Four justices Scalia, Kennedy, and Thomas in one opinion and Alito separately insisted that the law improperly singled opponents of abortion and called for applying the often fatal strict scrutiny. In his opinion, Roberts all but laid out road maps for legislators to follow in enacting abortion clinic protections that can pass constitutional muster.
Those three decisions contribute to the term’s remarkable statistic. Out of 65 signed decisions so far, 41 have come on unanimous votes more than 60 percent. With only two decisions remaining, the unanimity score is guaranteed to be significantly higher than the Roberts Court’s previous high of 49 percent in Roberts’s first term. True, the unanimous results have papered over doctrinal disagreements, as in this week’s cases, but the record recalls to mind Roberts’s confirmation hearing hope for more unified decisionmaking.
Roberts still knows how to be an activist. He led the term’s early 5-4 decision in McCutcheon v. Federal Election Commission to strike down the federal law establishing “aggregate” contribution limits for individuals in federal campaigns. And this week, he voted with conservatives Scalia, Thomas, and Alito in the recess appointments case, National Labor Relations Board v.
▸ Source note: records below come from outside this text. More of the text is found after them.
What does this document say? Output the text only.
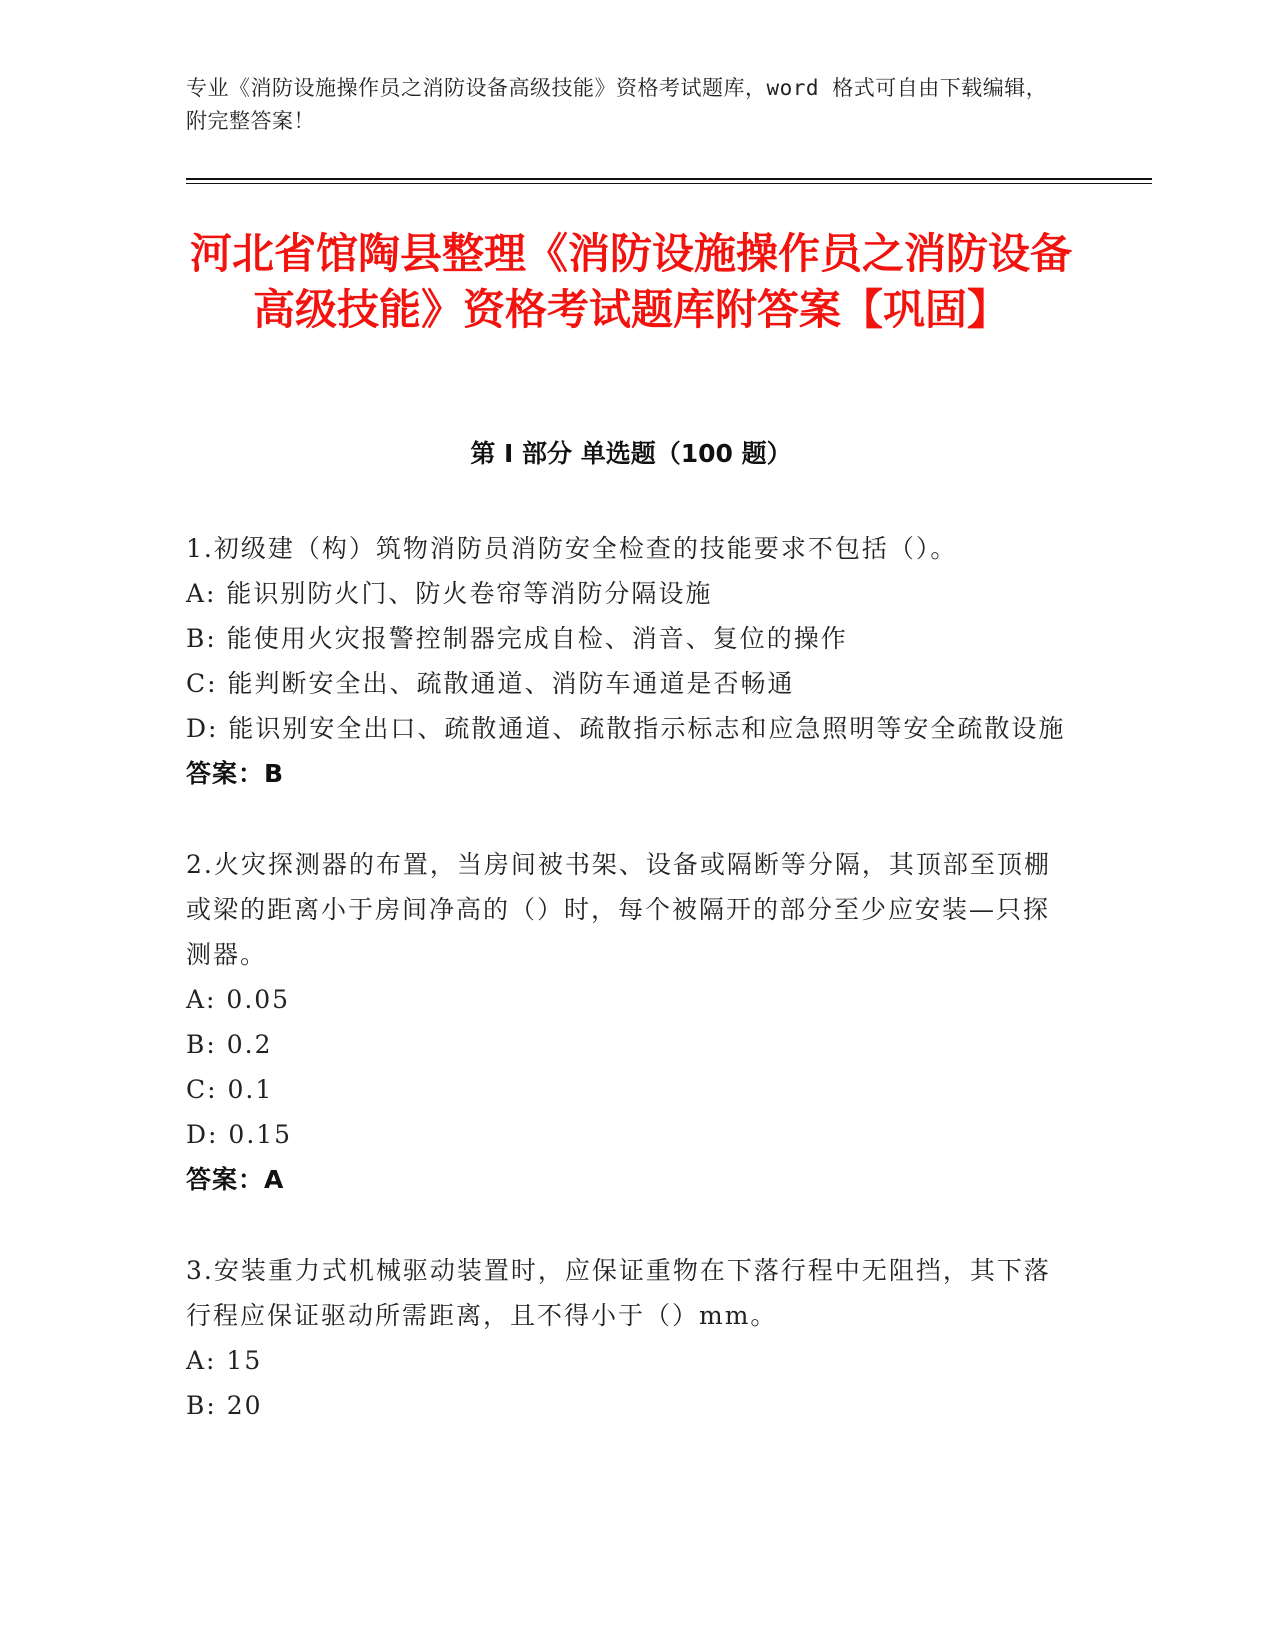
专业《消防设施操作员之消防设备高级技能》资格考试题库，word 格式可自由下载编辑，附完整答案！
河北省馆陶县整理《消防设施操作员之消防设备高级技能》资格考试题库附答案【巩固】
第 I 部分 单选题（100 题）

1.初级建（构）筑物消防员消防安全检查的技能要求不包括（）。

A: 能识别防火门、防火卷帘等消防分隔设施

B: 能使用火灾报警控制器完成自检、消音、复位的操作

C: 能判断安全出、疏散通道、消防车通道是否畅通

D: 能识别安全出口、疏散通道、疏散指示标志和应急照明等安全疏散设施

答案：B

2.火灾探测器的布置，当房间被书架、设备或隔断等分隔，其顶部至顶棚或梁的距离小于房间净高的（）时，每个被隔开的部分至少应安装—只探测器。

A: 0.05

B: 0.2

C: 0.1

D: 0.15

答案：A

3.安装重力式机械驱动装置时，应保证重物在下落行程中无阻挡，其下落行程应保证驱动所需距离，且不得小于（）mm。

A: 15

B: 20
Noel Canning, to impose a more drastic limit on the practice than established by the five-vote majority formed by liberals plus Kennedy.
Setting those cases to the side, Roberts’s stances during the term recall the aversion to 5-4 rulings that he voiced to CNN’s Jeffrey Rosen, in an interview for The New Yorker. “I do think the rule of law is threatened by a steady term after term after term focus on 5-4 decisions,” Roberts said. “I think the Court is ripe for a similar refocus on functioning as an institution, because if it doesn’t, it’s going to lose its credibility and legitimacy as an institution.”
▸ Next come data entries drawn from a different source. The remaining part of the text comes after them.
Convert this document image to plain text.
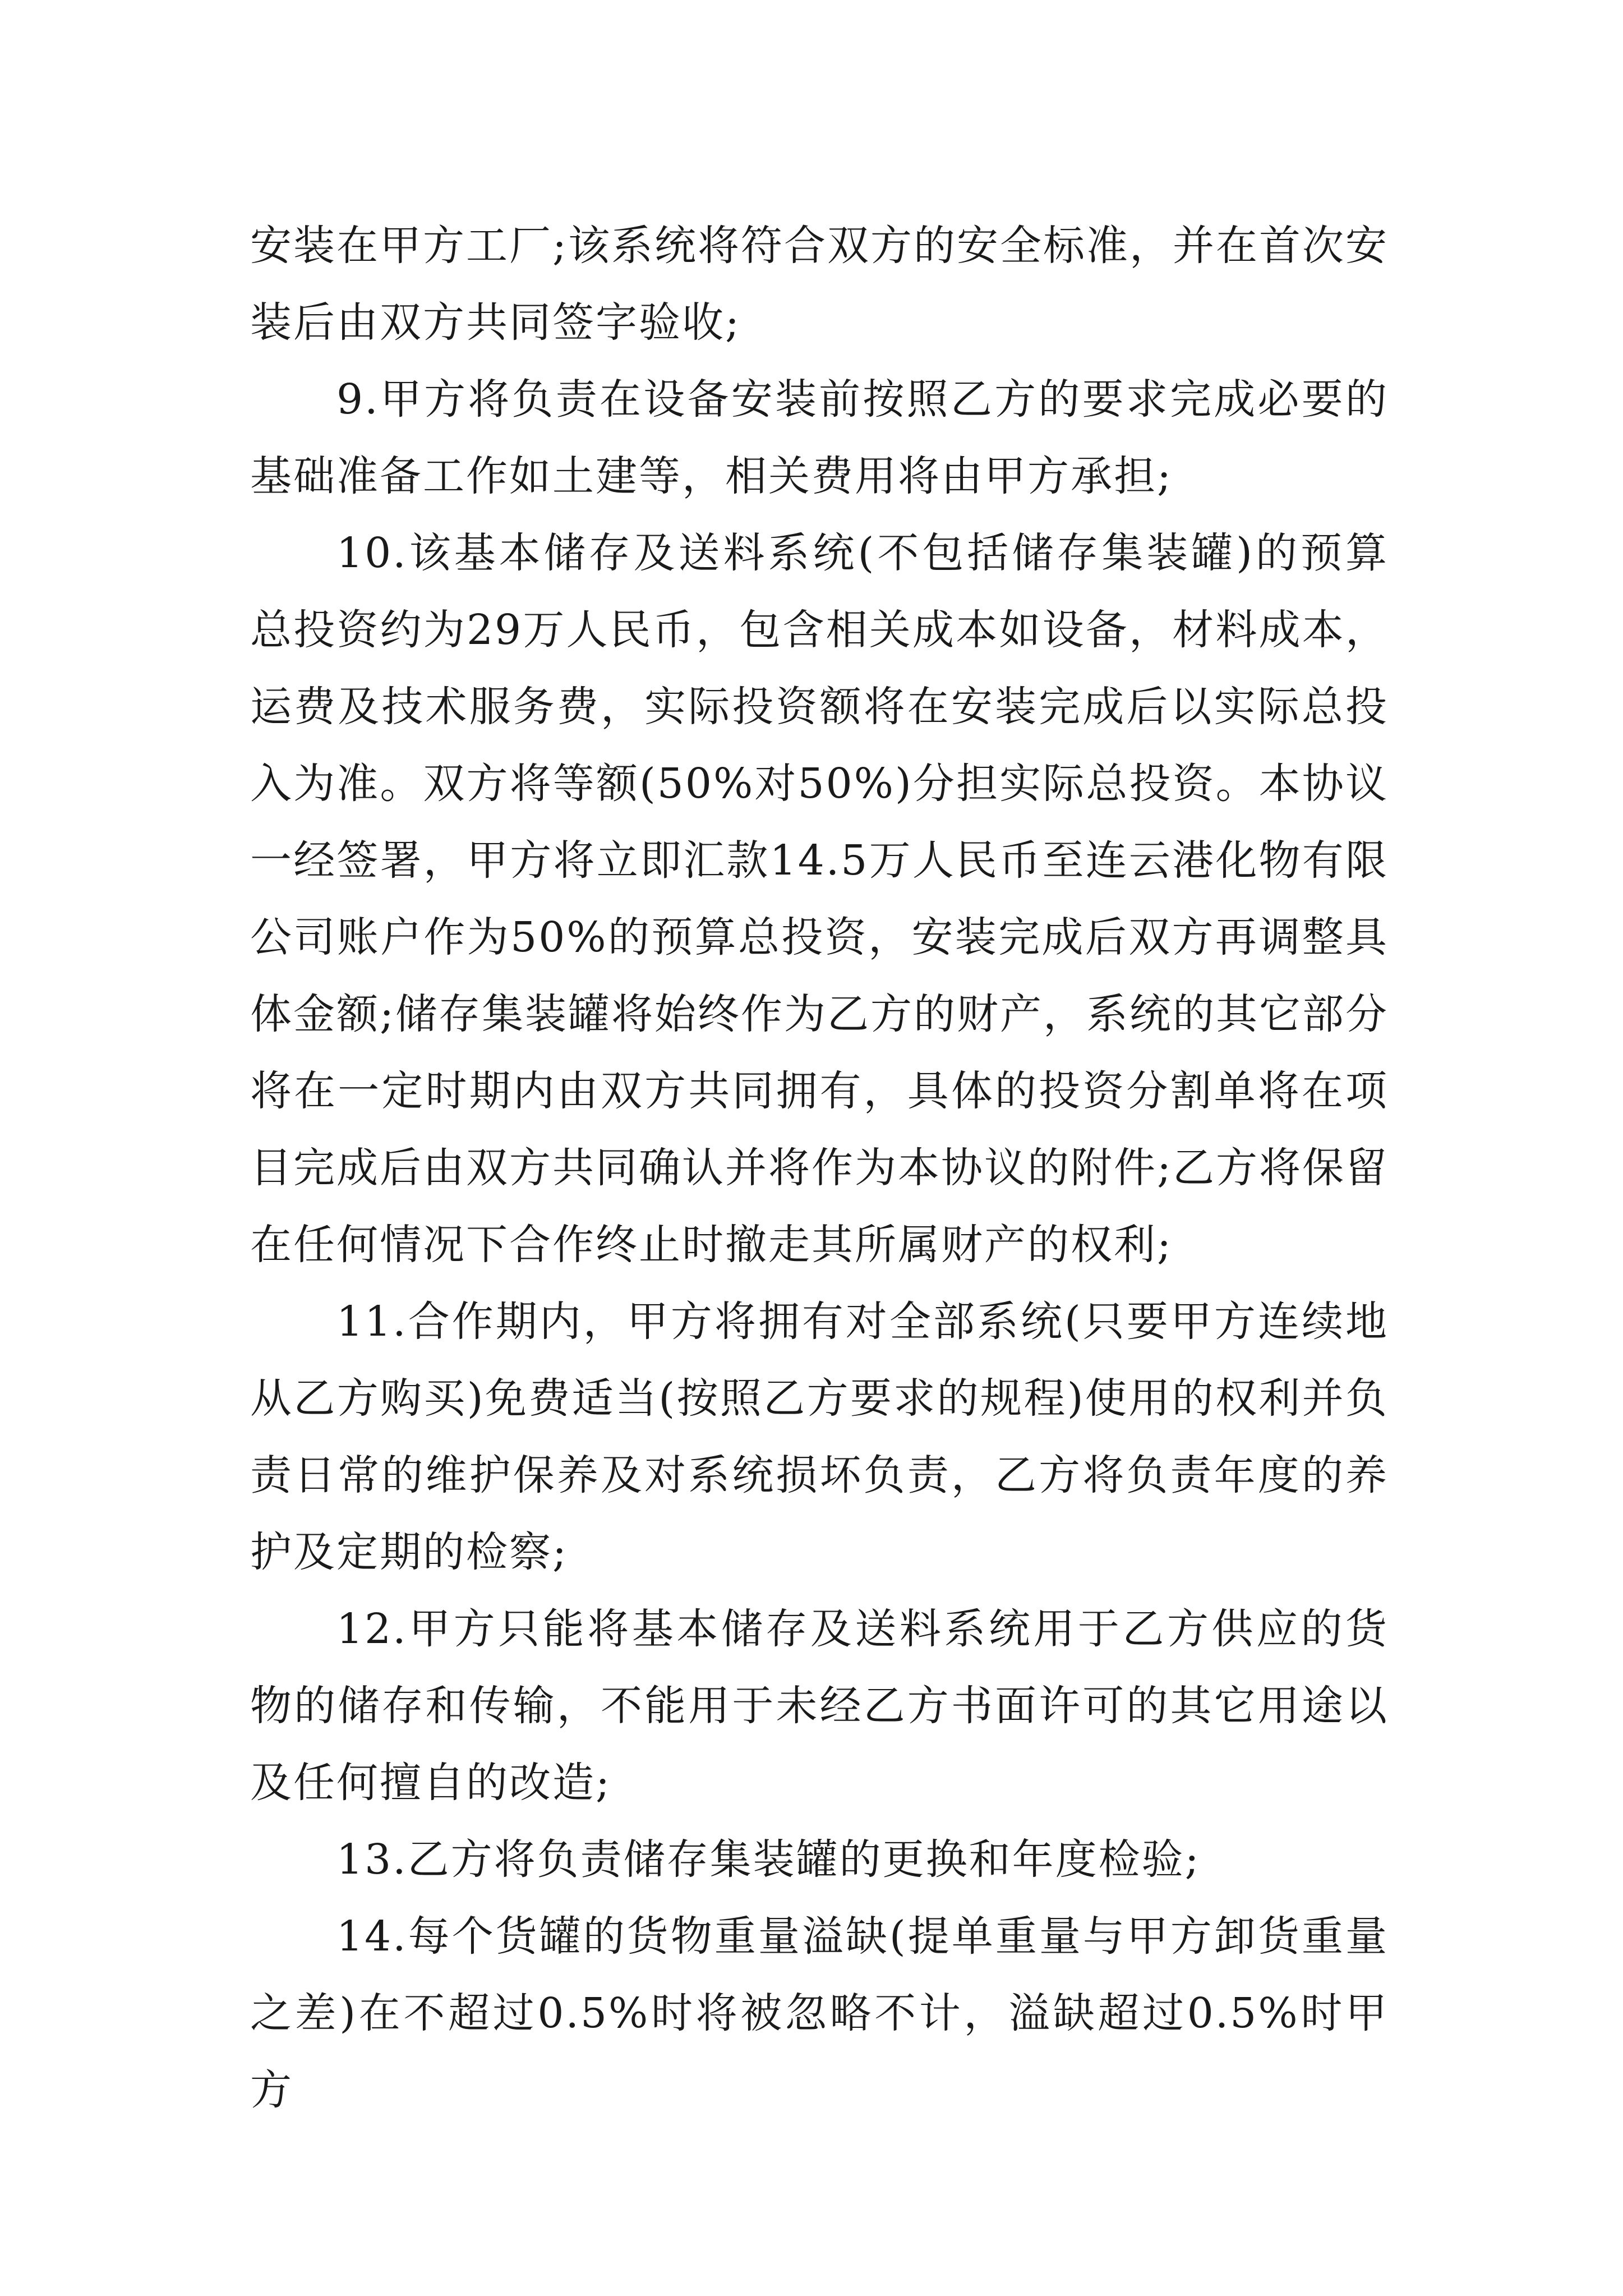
安装在甲方工厂;该系统将符合双方的安全标准，并在首次安装后由双方共同签字验收;

9.甲方将负责在设备安装前按照乙方的要求完成必要的基础准备工作如土建等，相关费用将由甲方承担;

10.该基本储存及送料系统(不包括储存集装罐)的预算总投资约为29万人民币，包含相关成本如设备，材料成本，运费及技术服务费，实际投资额将在安装完成后以实际总投入为准。双方将等额(50%对50%)分担实际总投资。本协议一经签署，甲方将立即汇款14.5万人民币至连云港化物有限公司账户作为50%的预算总投资，安装完成后双方再调整具体金额;储存集装罐将始终作为乙方的财产，系统的其它部分将在一定时期内由双方共同拥有，具体的投资分割单将在项目完成后由双方共同确认并将作为本协议的附件;乙方将保留在任何情况下合作终止时撤走其所属财产的权利;

11.合作期内，甲方将拥有对全部系统(只要甲方连续地从乙方购买)免费适当(按照乙方要求的规程)使用的权利并负责日常的维护保养及对系统损坏负责，乙方将负责年度的养护及定期的检察;

12.甲方只能将基本储存及送料系统用于乙方供应的货物的储存和传输，不能用于未经乙方书面许可的其它用途以及任何擅自的改造;

13.乙方将负责储存集装罐的更换和年度检验;

14.每个货罐的货物重量溢缺(提单重量与甲方卸货重量之差)在不超过0.5%时将被忽略不计，溢缺超过0.5%时甲方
The term’s two remaining cases, to be decided on Monday [June 30], might seem likely candidates for 5-4 decisions. In Sebelius v. Hobby Lobby Stores, Inc., private companies are claiming a religious exemption from the Obamacare requirement to include coverage for contraceptives in employee health plans. In Harris v. Quinn, home health workers classified as state employees are challenging a requirement to pay dues to the union that represents them in collective bargaining.
Statistics are hardly the full measure of a court, and one term is only that. As the court wraps up this term, however, Roberts appears to be playing a more conciliatory role than in some in the past.